With Lord Collins delivering the leading judgment, the majority held that there is no special rule for judgments given in insolvency proceedings, and therefore to enforce a foreign insolvency judgment in England, the foreign office holder would need to satisfy the ordinary common law principles relating to recognition and enforcement of foreign judgments, namely that the judgment debtor:

  1. was present in the foreign jurisdiction at the time the proceedings were instituted; or
  2. was also a claimant or counter-claimant in the foreign proceedings; or
  3. submitted to the foreign proceedings by voluntarily appearing in them; or
  4. prior to the commencement of the foreign proceedings, agreed to submit to the jurisdiction of the foreign court.

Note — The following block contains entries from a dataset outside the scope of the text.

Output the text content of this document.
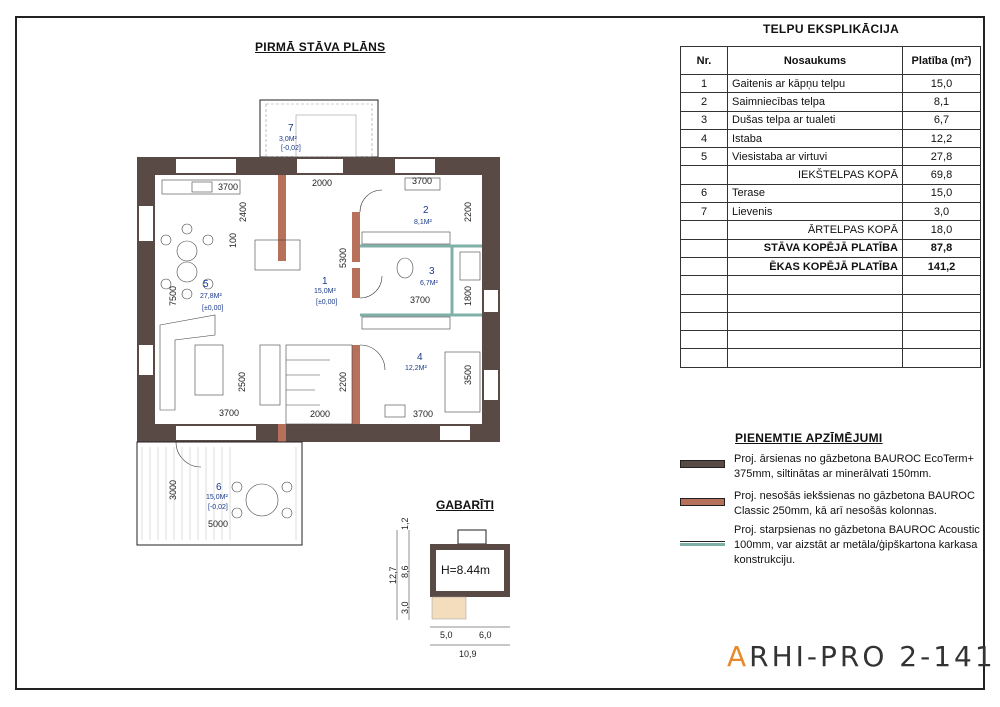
PIRMĀ STĀVA PLĀNS
3700	2000	3700
2400
100
5300
2200
1800
3700
7500
2500
3700	2000
2200
3700
3500
3000
5000
7
3,0M²
[-0,02]
1
15,0M²
[±0,00]
2
8,1M²
3
6,7M²
4
12,2M²
5
27,8M²
[±0,00]
6
15,0M²
[-0,02]
1,2
8,6
3,0
12,7
5,0	6,0
10,9
GABARĪTI
H=8.44m
TELPU EKSPLIKĀCIJA
Nr.	Nosaukums	Platība (m²)
1	Gaitenis ar kāpņu telpu	15,0
2	Saimniecības telpa	8,1
3	Dušas telpa ar tualeti	6,7
4	Istaba	12,2
5	Viesistaba ar virtuvi	27,8
	IEKŠTELPAS KOPĀ	69,8
6	Terase	15,0
7	Lievenis	3,0
	ĀRTELPAS KOPĀ	18,0
	STĀVA KOPĒJĀ PLATĪBA	87,8
	ĒKAS KOPĒJĀ PLATĪBA	141,2

PIENEMTIE APZĪMĒJUMI
Proj. ārsienas no gāzbetona BAUROC EcoTerm+ 375mm, siltinātas ar minerālvati 150mm.
Proj. nesošās iekšsienas no gāzbetona BAUROC Classic 250mm, kā arī nesošās kolonnas.
Proj. starpsienas no gāzbetona BAUROC Acoustic 100mm, var aizstāt ar metāla/ģipškartona karkasa konstrukciju.
ARHI-PRO 2-141
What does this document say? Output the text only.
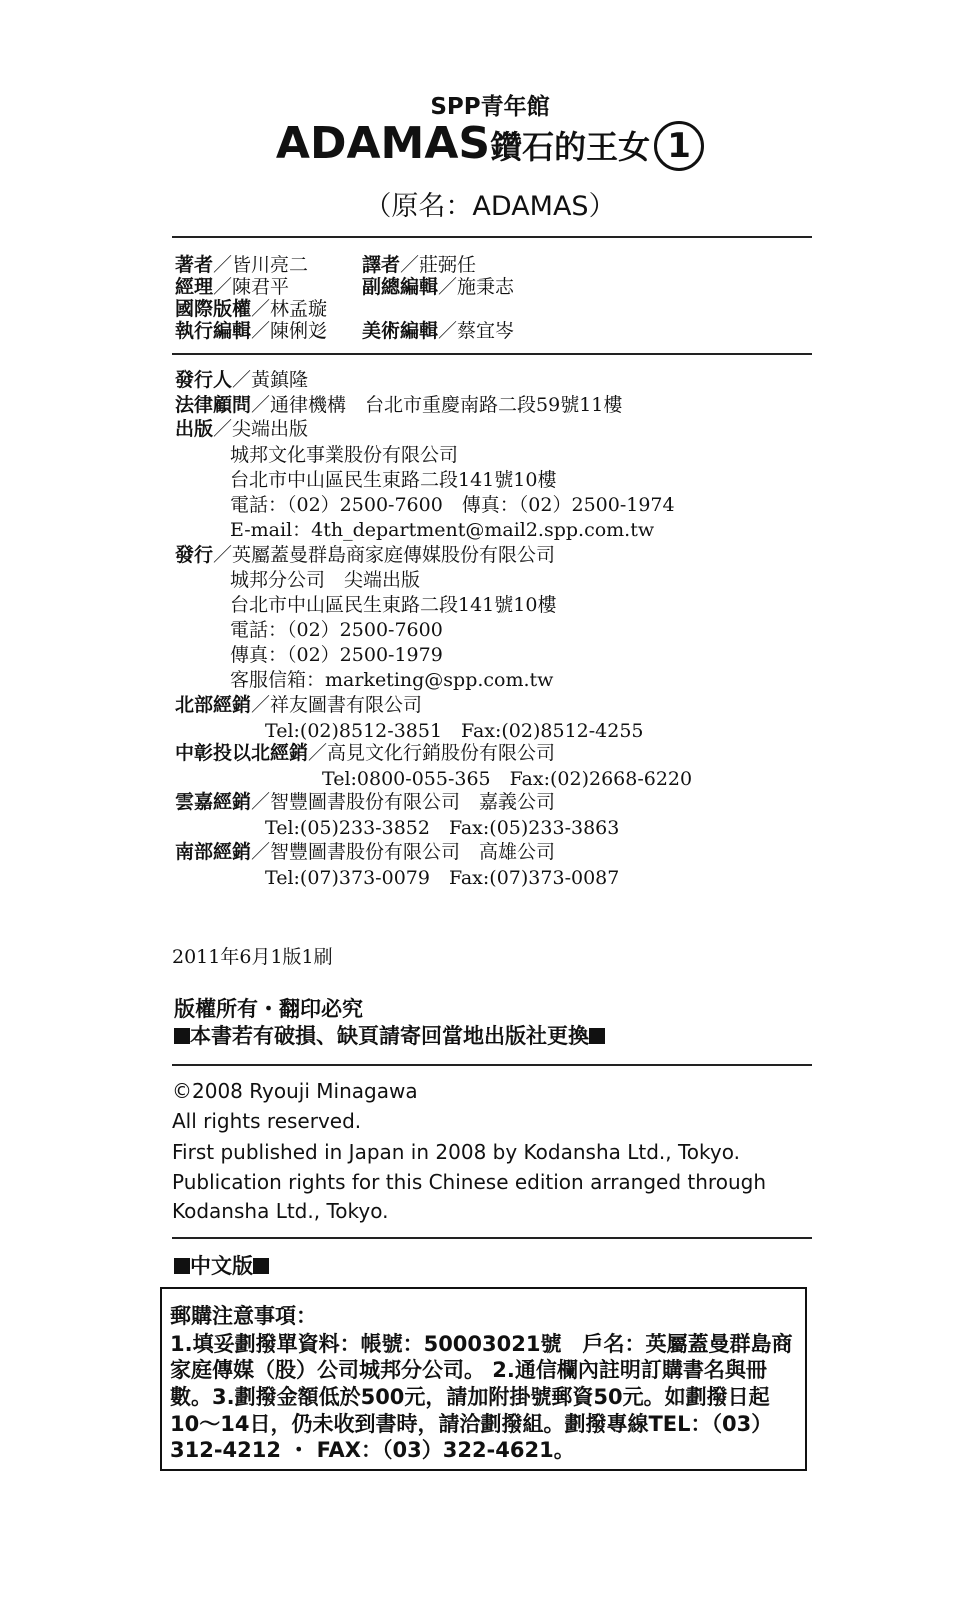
SPP青年館
ADAMAS鑽石的王女 1
（原名：ADAMAS）
著者／皆川亮二	譯者／莊弼任
經理／陳君平	副總編輯／施秉志
國際版權／林孟璇
執行編輯／陳俐彣 美術編輯／蔡宜岑
發行人／黃鎮隆
法律顧問／通律機構　台北市重慶南路二段59號11樓
出版／尖端出版
城邦文化事業股份有限公司
台北市中山區民生東路二段141號10樓
電話：（02）2500-7600　傳真：（02）2500-1974
E-mail：4th_department@mail2.spp.com.tw
發行／英屬蓋曼群島商家庭傳媒股份有限公司
城邦分公司　尖端出版
台北市中山區民生東路二段141號10樓
電話：（02）2500-7600
傳真：（02）2500-1979
客服信箱：marketing@spp.com.tw
北部經銷／祥友圖書有限公司
Tel:(02)8512-3851　Fax:(02)8512-4255
中彰投以北經銷／高見文化行銷股份有限公司
Tel:0800-055-365　Fax:(02)2668-6220
雲嘉經銷／智豐圖書股份有限公司　嘉義公司
Tel:(05)233-3852　Fax:(05)233-3863
南部經銷／智豐圖書股份有限公司　高雄公司
Tel:(07)373-0079　Fax:(07)373-0087
2011年6月1版1刷
版權所有・翻印必究
本書若有破損、缺頁請寄回當地出版社更換
©2008 Ryouji Minagawa
All rights reserved.
First published in Japan in 2008 by Kodansha Ltd., Tokyo.
Publication rights for this Chinese edition arranged through
Kodansha Ltd., Tokyo.
中文版
郵購注意事項：
1.填妥劃撥單資料：帳號：50003021號　戶名：英屬蓋曼群島商
家庭傳媒（股）公司城邦分公司。 2.通信欄內註明訂購書名與冊
數。3.劃撥金額低於500元，請加附掛號郵資50元。如劃撥日起
10～14日，仍未收到書時，請洽劃撥組。劃撥專線TEL：（03）
312-4212 ・ FAX：（03）322-4621。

In making these findings, the majority of the Supreme Court found that Lord Hoffmann's famous dicta in Cambridge Gas, which has been followed and applied in a number of English cases, was wrongly decided (Lord Mance did not think the point needed deciding as Cambridge Gas could be distinguished and Lord Clarke dissented).  In Cambridge Gas, Lord Hoffmann determined that a judgment in insolvency proceedings neither constitutes an in rem nor an in personam judgment (judgments determining proprietary rights and personal rights respectively) but falls into a separate category to which different enforcement rules apply.  He pointed out that the purpose of an insolvency process is to provide a mechanism of collective execution, and that therefore, adopting the principle of universality, foreign insolvency judgments should not be subject to the narrow ordinary common law rules and should be recognised regardless of whether the ordinary common law requirements were met.

Applying these principles, the Supreme Court determined that the judgment obtained in Rubin could not be recognised or enforced in England as the respondents took no part in the US proceedings and were not present in the US.  The judgment in New Cap could, however, be recognised and enforced, as although the respondents did not take any steps in the antecedent transaction proceedings themselves, they had submitted proofs of debt in the Australian liquidation and attended and participated in creditors' meetings.  These steps constituted a choice to submit to the Australian insolvency proceeding and, having so submitted, they should therefore be taken to have submitted to the jurisdiction of the Australian court responsible for the supervision of the insolvency proceeding.  The court held that it was not permissible for the respondent to submit to the jurisdiction for one purpose (submitting a claim in the liquidation) but not for another (being the subject of avoidance claims brought by the liquidators).

Implications

Neither Cambridge Gas nor Rubin and New Cap have been yet followed or applied in the key common law Asian jurisdictions of Hong Kong, Singapore and Malaysia.  It remains to be seen, therefore, which approach those jurisdictions will adopt in the event a similar factual scenario comes before courts in those jurisdictions.

If the approach taken in Rubin and New Cap is adopted, insolvency practitioners and "innocent" creditors may see this as a backward step in the development of insolvency laws in the region, particularly in circumstances where a fraud or other wrong has been committed on the insolvent company and the wrongdoer does not participate in the insolvency or otherwise flees to a jurisdiction where enforcement is difficult (a scenario not uncommon in insolvencies in Asia).  While enforcement problems already exist in a number of Asian jurisdictions, the application of the principles laid down in Rubin and New Cap, combined with the absence of any commonly applicable convention on cross border insolvency in Asia, would in certain cases further diminish the likelihood of insolvency practitioners being able to effect recoveries for the benefit of creditors as a whole.

The Rubin and New Cap judgment will only affect the position in common law countries.  Enforcement of judgments obtained in foreign insolvency proceedings in civil law jurisdictions such as the People's Republic of China and Indonesia remains subject to a range of different considerations and challenges.